- 6 November 2017
- Transport / Logistics Services
Third quarter (Q3) revenues at PostNL were up at €809 million, compared to €770 million in the same quarter last year.
According to PostNL much of the growth was due to e-commerce. The revenue contribution from e-commerce sector related activities grew by 37% in the year to date by comparison to a 33% growth in 2016.
In a statement, Herna Verhagen, CEO of PostNL, said: “Our Q3 performance was ahead of last year as a result of a strong performance in Parcels and some positive incidentals that supported Mail in the Netherlands in particular. This translates into 37% contribution of e-commerce revenues for the first nine months of 2017, proving once more that we are well on track with the acceleration of our transformation to be the postal & logistic solutions provider in the Benelux.

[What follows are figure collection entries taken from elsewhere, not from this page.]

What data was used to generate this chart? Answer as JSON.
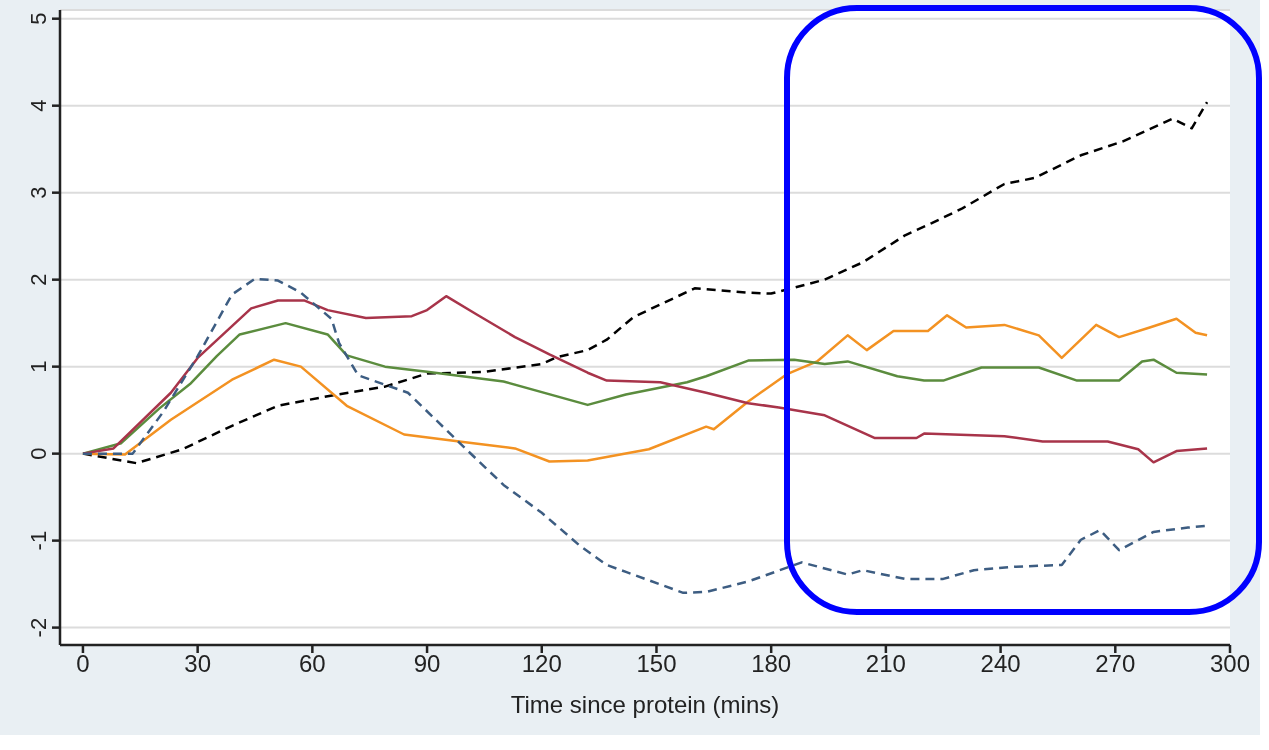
{
  "chart_data": {
    "type": "line",
    "xlabel": "Time since protein (mins)",
    "xlim": [
      -6,
      300
    ],
    "xticks": [
      0,
      30,
      60,
      90,
      120,
      150,
      180,
      210,
      240,
      270,
      300
    ],
    "ylim": [
      -2.2,
      5.1
    ],
    "yticks": [
      -2,
      -1,
      0,
      1,
      2,
      3,
      4,
      5
    ],
    "grid": "y",
    "series": [
      {
        "color": "#000000",
        "line_style": "dashed",
        "x": [
          0,
          14,
          26,
          39,
          51,
          64,
          79,
          90,
          105,
          120,
          124,
          132,
          137,
          144,
          160,
          174,
          180,
          194,
          204,
          215,
          222,
          230,
          241,
          249,
          261,
          272,
          285,
          290,
          294
        ],
        "values": [
          0,
          -0.11,
          0.05,
          0.32,
          0.55,
          0.66,
          0.77,
          0.92,
          0.94,
          1.03,
          1.11,
          1.19,
          1.31,
          1.57,
          1.9,
          1.85,
          1.84,
          2.0,
          2.2,
          2.51,
          2.65,
          2.82,
          3.1,
          3.17,
          3.43,
          3.59,
          3.85,
          3.74,
          4.04
        ]
      },
      {
        "color": "#f39222",
        "line_style": "solid",
        "x": [
          0,
          11,
          23,
          39,
          50,
          57,
          69,
          84,
          100,
          113,
          122,
          132,
          148,
          163,
          165,
          174,
          184,
          192,
          200,
          205,
          212,
          221,
          226,
          231,
          241,
          250,
          256,
          265,
          271,
          279,
          286,
          291,
          294
        ],
        "values": [
          0,
          -0.01,
          0.39,
          0.85,
          1.08,
          1.0,
          0.55,
          0.22,
          0.13,
          0.06,
          -0.09,
          -0.08,
          0.05,
          0.31,
          0.28,
          0.6,
          0.91,
          1.06,
          1.36,
          1.19,
          1.41,
          1.41,
          1.59,
          1.45,
          1.48,
          1.36,
          1.1,
          1.48,
          1.34,
          1.45,
          1.55,
          1.39,
          1.36
        ]
      },
      {
        "color": "#5b8c3e",
        "line_style": "solid",
        "x": [
          0,
          10,
          20,
          28,
          35,
          41,
          53,
          64,
          69,
          79,
          90,
          110,
          132,
          142,
          158,
          163,
          174,
          186,
          194,
          200,
          213,
          220,
          225,
          235,
          250,
          260,
          271,
          277,
          280,
          286,
          294
        ],
        "values": [
          0,
          0.12,
          0.52,
          0.8,
          1.12,
          1.37,
          1.5,
          1.37,
          1.13,
          1.0,
          0.94,
          0.83,
          0.56,
          0.68,
          0.82,
          0.89,
          1.07,
          1.08,
          1.03,
          1.06,
          0.89,
          0.84,
          0.84,
          0.99,
          0.99,
          0.84,
          0.84,
          1.06,
          1.08,
          0.93,
          0.91
        ]
      },
      {
        "color": "#a8344a",
        "line_style": "solid",
        "x": [
          0,
          8,
          23,
          30,
          44,
          51,
          58,
          64,
          74,
          86,
          90,
          95,
          103,
          113,
          122,
          132,
          137,
          151,
          163,
          174,
          182,
          194,
          207,
          218,
          220,
          241,
          251,
          268,
          276,
          280,
          286,
          294
        ],
        "values": [
          0,
          0.06,
          0.7,
          1.1,
          1.67,
          1.76,
          1.76,
          1.65,
          1.56,
          1.58,
          1.65,
          1.81,
          1.6,
          1.34,
          1.14,
          0.93,
          0.84,
          0.82,
          0.7,
          0.58,
          0.53,
          0.44,
          0.18,
          0.18,
          0.23,
          0.2,
          0.14,
          0.14,
          0.05,
          -0.1,
          0.03,
          0.06
        ]
      },
      {
        "color": "#3d5d82",
        "line_style": "dashed",
        "x": [
          0,
          13,
          21,
          30,
          39,
          45,
          51,
          57,
          65,
          67,
          72,
          85,
          100,
          110,
          120,
          130,
          137,
          142,
          157,
          163,
          174,
          188,
          194,
          200,
          204,
          215,
          225,
          233,
          244,
          256,
          261,
          266,
          271,
          280,
          289,
          294
        ],
        "values": [
          0,
          0,
          0.48,
          1.12,
          1.83,
          2.01,
          1.99,
          1.85,
          1.55,
          1.27,
          0.9,
          0.7,
          0.06,
          -0.36,
          -0.68,
          -1.06,
          -1.28,
          -1.36,
          -1.6,
          -1.59,
          -1.47,
          -1.25,
          -1.32,
          -1.39,
          -1.34,
          -1.44,
          -1.44,
          -1.34,
          -1.3,
          -1.28,
          -0.99,
          -0.88,
          -1.11,
          -0.9,
          -0.85,
          -0.83
        ]
      }
    ]
  }
}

“In Parcels, the strong volume growth of 23% reflects our solid position in the Benelux e‑commerce logistics market. Revenue improved by almost the same percentage (21%), also helped by growing international volumes and the recent acquisitions in logistics services. Progress in Belgium is gaining momentum, which is reflected in volume growth over 30% in the first nine months of this year. Overall, business performance and operational efficiency were strong.
“Performance in International did not show the anticipated improvement and this continues to remain a focus for management attention.
“We faced strong volume decline in Mail in the Netherlands, partly resulting from the intensifying competition from consolidators, supported by the earlier ACM measures. Apart from the impact from regulation, we were able to absorb part of the negative volume/price/mix effect and other business effects through further cost savings. Helped by positive incidentals, including higher proceeds from the sale of buildings, the result exceeded last year’s performance.
“The Dutch postal market has changed fundamentally and volumes are expected to decline further. Regulation must be amended to reflect this reality and to facilitate an orderly and rational adjustment of the postal market structure. To safeguard the reliability and accessibility of the postal service and to preserve decent labour conditions in such a shrinking market, over the long run, we are of the view that consolidation is inevitable. I therefore repeat our call to politicians.
“Our outlook for 2017 remains unchanged. We remain on track to report full year underlying cash operating income towards the lower end of our previously stated outlook range of between €220 million and €260 million, given the faster than anticipated development of the impact of earlier ACM measures and the developments in International. Supported by the progress we are making in implementing our strategy our objective remains to pay a progressive dividend.”